Plaintiff, a sixteen year old boy, was riding in a car with five other boys. They were on their way to a dance. The car was driven by the owner, Lawrence J. Davis. While proceeding in a southerly direction on Bernal Avenue in San Francisco about 9:20 p. m. a rear tire went flat Davis was traveling on the inside or passing lane. He traveled for two hundred feet before bringing the car to a stop. Bernal Avenue has four lanes, two in each direction, and a concrete safety island in the middle. The car was brought to a stop in the lane next to the traffic island and about two hundred feet north of an intersecting street. The lights on the car were burning. There was light at this point coming from an industrial plant across the street. Dan Toomey, one of the boys, was placed about seventy feet to the rear of the car with a flashlight to signal drivers into the other lane of traffic. Twenty to twenty-five cars passed and were diverted to the other lane. The door of the trunk was open and plaintiff was searching for a jack when the defendant approached from the south. The Davis car was struck from the rear and plaintiff thrown some distance and suffered severe injuries. Defendant testified he saw Toomey waving the flashlight and thought he was going to cross the street. However, the police officer who investigated the accident said defendant told him at the scene of the accident that he had not seen the flashlight. On cross-examination defendant testified he did not see the plaintiff prior to the accident. One witness testified that at the scene of the accident he asked the defendant if he could see the car and the defendant said, ‘No, I couldn't see anything.’ Davis testified he estimated defendant's speed at seventy miles per hour. Another boy estimated the defendant's speed at sixty-five to seventy miles an hour. Each of them had just a glance at the car before the impact. A skidmark fifty-three feet long was laid down by defendant's car. The point where the accident occurred was on a straight stretch of highway. The facts stated are those disclosed by the record as most favorable to the plaintiff.

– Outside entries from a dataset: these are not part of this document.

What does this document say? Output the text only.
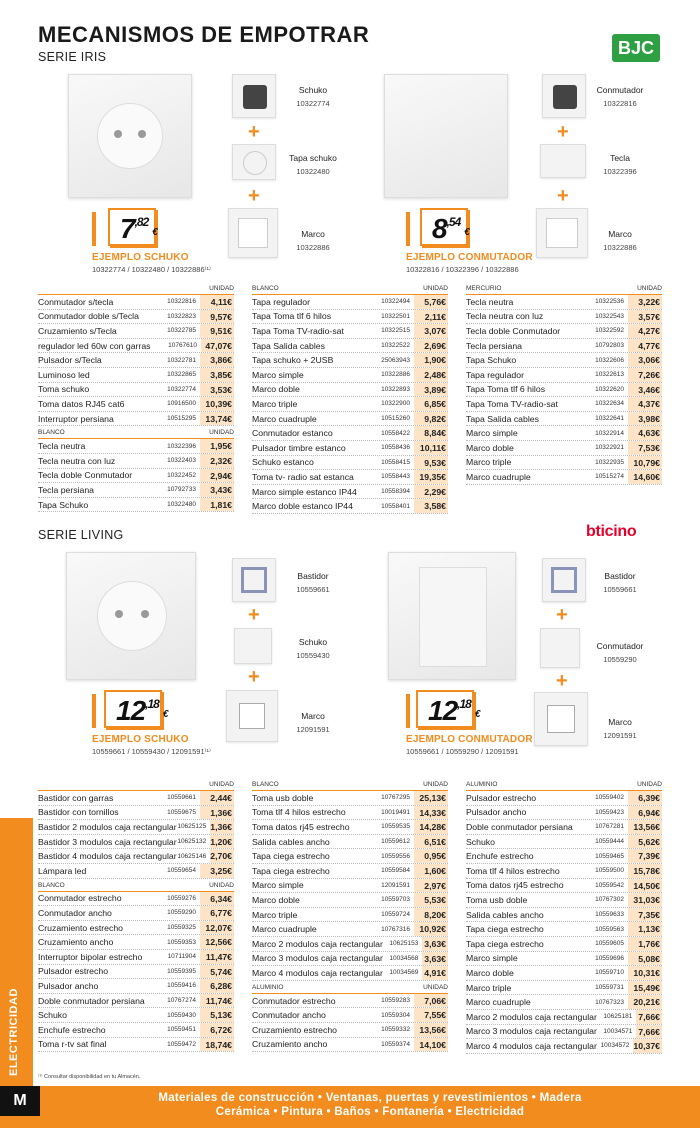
MECANISMOS DE EMPOTRAR
SERIE IRIS	BJC
+
+
Schuko
10322774
Tapa schuko
10322480
Marco
10322886
7 ,82
€
EJEMPLO SCHUKO
10322774 / 10322480 / 10322886⁽¹⁾
+
+
Conmutador
10322816
Tecla
10322396
Marco
10322886
8 ,54
€
EJEMPLO CONMUTADOR
10322816 / 10322396 / 10322886
UNIDAD
Conmutador s/tecla	10322816	4,11€
Conmutador doble s/Tecla	10322823	9,57€
Cruzamiento s/Tecla	10322785	9,51€
regulador led 60w con garras	10767610 47,07€
Pulsador s/Tecla	10322781	3,86€
Luminoso led	10322865	3,85€
Toma schuko	10322774	3,53€
Toma datos RJ45 cat6	10916500	10,39€
Interruptor persiana	10515295	13,74€
BLANCO	UNIDAD
Tecla neutra	10322396	1,95€
Tecla neutra con luz	10322403	2,32€
Tecla doble Conmutador	10322452	2,94€
Tecla persiana	10792733	3,43€
Tapa Schuko	10322480	1,81€
BLANCO	UNIDAD
Tapa regulador	10322494	5,76€
Tapa Toma tlf 6 hilos	10322501	2,11€
Tapa Toma TV-radio-sat	10322515	3,07€
Tapa Salida cables	10322522	2,69€
Tapa schuko + 2USB	25063943	1,90€
Marco simple	10322886	2,48€
Marco doble	10322893	3,89€
Marco triple	10322900	6,85€
Marco cuadruple	10515260	9,82€
Conmutador estanco	10558422	8,84€
Pulsador timbre estanco	10558436	10,11€
Schuko estanco	10558415	9,53€
Toma tv- radio sat estanca	10558443	19,35€
Marco simple estanco IP44	10558394	2,29€
Marco doble estanco IP44	10558401	3,58€
MERCURIO	UNIDAD
Tecla neutra	10322536	3,22€
Tecla neutra con luz	10322543	3,57€
Tecla doble Conmutador	10322592	4,27€
Tecla persiana	10792803	4,77€
Tapa Schuko	10322606	3,06€
Tapa regulador	10322613	7,26€
Tapa Toma tlf 6 hilos	10322620	3,46€
Tapa Toma TV-radio-sat	10322634	4,37€
Tapa Salida cables	10322641	3,98€
Marco simple	10322914	4,63€
Marco doble	10322921	7,53€
Marco triple	10322935	10,79€
Marco cuadruple	10515274	14,60€
SERIE LIVING	bticino
+
+
Bastidor
10559661
Schuko
10559430
Marco
12091591
12 ,18
€
EJEMPLO SCHUKO
10559661 / 10559430 / 12091591⁽¹⁾
+
+
Bastidor
10559661
Conmutador
10559290
Marco
12091591
12 ,18
€
EJEMPLO CONMUTADOR
10559661 / 10559290 / 12091591
UNIDAD
Bastidor con garras	10559661	2,44€
Bastidor con tornillos	10559675	1,36€
Bastidor 2 modulos caja rectangular 10625125 1,36€
Bastidor 3 modulos caja rectangular 10625132 1,20€
Bastidor 4 modulos caja rectangular 10625146 2,70€
Lámpara led	10559654	3,25€
BLANCO	UNIDAD
Conmutador estrecho	10559276	6,34€
Conmutador ancho	10559290	6,77€
Cruzamiento estrecho	10559325	12,07€
Cruzamiento ancho	10559353	12,56€
Interruptor bipolar estrecho	10711904	11,47€
Pulsador estrecho	10559395	5,74€
Pulsador ancho	10559416	6,28€
Doble conmutador persiana	10767274	11,74€
Schuko	10559430	5,13€
Enchufe estrecho	10559451	6,72€
Toma r-tv sat final	10559472	18,74€
BLANCO	UNIDAD
Toma usb doble	10767295	25,13€
Toma tlf 4 hilos estrecho	10019491	14,33€
Toma datos rj45 estrecho	10559535	14,28€
Salida cables ancho	10559612	6,51€
Tapa ciega estrecho	10559556	0,95€
Tapa ciega estrecho	10559584	1,60€
Marco simple	12091591	2,97€
Marco doble	10559703	5,53€
Marco triple	10559724	8,20€
Marco cuadruple	10767316	10,92€
Marco 2 modulos caja rectangular	10625153 3,63€
Marco 3 modulos caja rectangular	10034568 3,63€
Marco 4 modulos caja rectangular	10034569 4,91€
ALUMINIO	UNIDAD
Conmutador estrecho	10559283	7,06€
Conmutador ancho	10559304	7,55€
Cruzamiento estrecho	10559332	13,56€
Cruzamiento ancho	10559374	14,10€
ALUMINIO	UNIDAD
Pulsador estrecho	10559402	6,39€
Pulsador ancho	10559423	6,94€
Doble conmutador persiana	10767281	13,56€
Schuko	10559444	5,62€
Enchufe estrecho	10559465	7,39€
Toma tlf 4 hilos estrecho	10559500	15,78€
Toma datos rj45 estrecho	10559542	14,50€
Toma usb doble	10767302	31,03€
Salida cables ancho	10559633	7,35€
Tapa ciega estrecho	10559563	1,13€
Tapa ciega estrecho	10559605	1,76€
Marco simple	10559696	5,08€
Marco doble	10559710	10,31€
Marco triple	10559731	15,49€
Marco cuadruple	10767323	20,21€
Marco 2 modulos caja rectangular	10625181 7,66€
Marco 3 modulos caja rectangular	10034571 7,66€
Marco 4 modulos caja rectangular 10034572 10,37€
⁽¹⁾ Consultar disponibilidad en tu Almacén.
ELECTRICIDAD
M	Materiales de construcción • Ventanas, puertas y revestimientos • Madera
Cerámica • Pintura • Baños • Fontanería • Electricidad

Defendant contends that there was no evidence of negligence shown on the part of the defendant and that the plaintiff was guilty of contributory negligence as a matter of law. From the foregoing statement of facts the Court may have properly concluded that defendant was traveling at a rate of speed which was not reasonably prudent under the circumstances. The Court may also have properly concluded that the failure of defendant to observe either the plaintiff, the car or the boy with the flashlight was not the exercise of that due care imposed by the law upon a driver of a motor vehicle under the circumstances. The Court's finding that the defendant was negligent is supported by the evidence.

On the issue of the contributory negligence the defendant argues that the plaintiff voluntarily placed himself in a position of peril and it constituted contributory negligence for him to assist in the changing of a tire on a vehicle which was illegally parked in the passing lane. He cites Basinger v. Yarian, Ohio App., 49 N.E.2d 104, for the proposition that where a passenger at night places himself at the rear of a car to repair a tire he assumes the risk of injury by his act. The Court there held that the question whether plaintiff's conduct constituted contributory negligence was a question of fact which had properly been submitted to the jury. In the present case the plaintiff did not park the car and there was nothing in the evidence which would warrant imputing any negligence on the part of the driver to the plaintiff. Whether or not the plaintiff's conduct under all the circumstances constituted contributory negligence was a question of fact for the trial court to determine. It is a well established rule that the duty of a reviewing Court ‘begins and ends with a determination as to whether there is any substantial evidence, contradicted or uncontradicted, which will support * * *’ the findings and conclusions of the trial court. In re Estate of Bristol, 23 Cal.2d 221, 223, 143 P.2d 689, 690. It is immaterial that the evidence might have supported contrary findings.

The Judgment is affirmed.

PATTERSON, Justice pro tem.

NOURSE, P. J., and DOOLING, J., concur.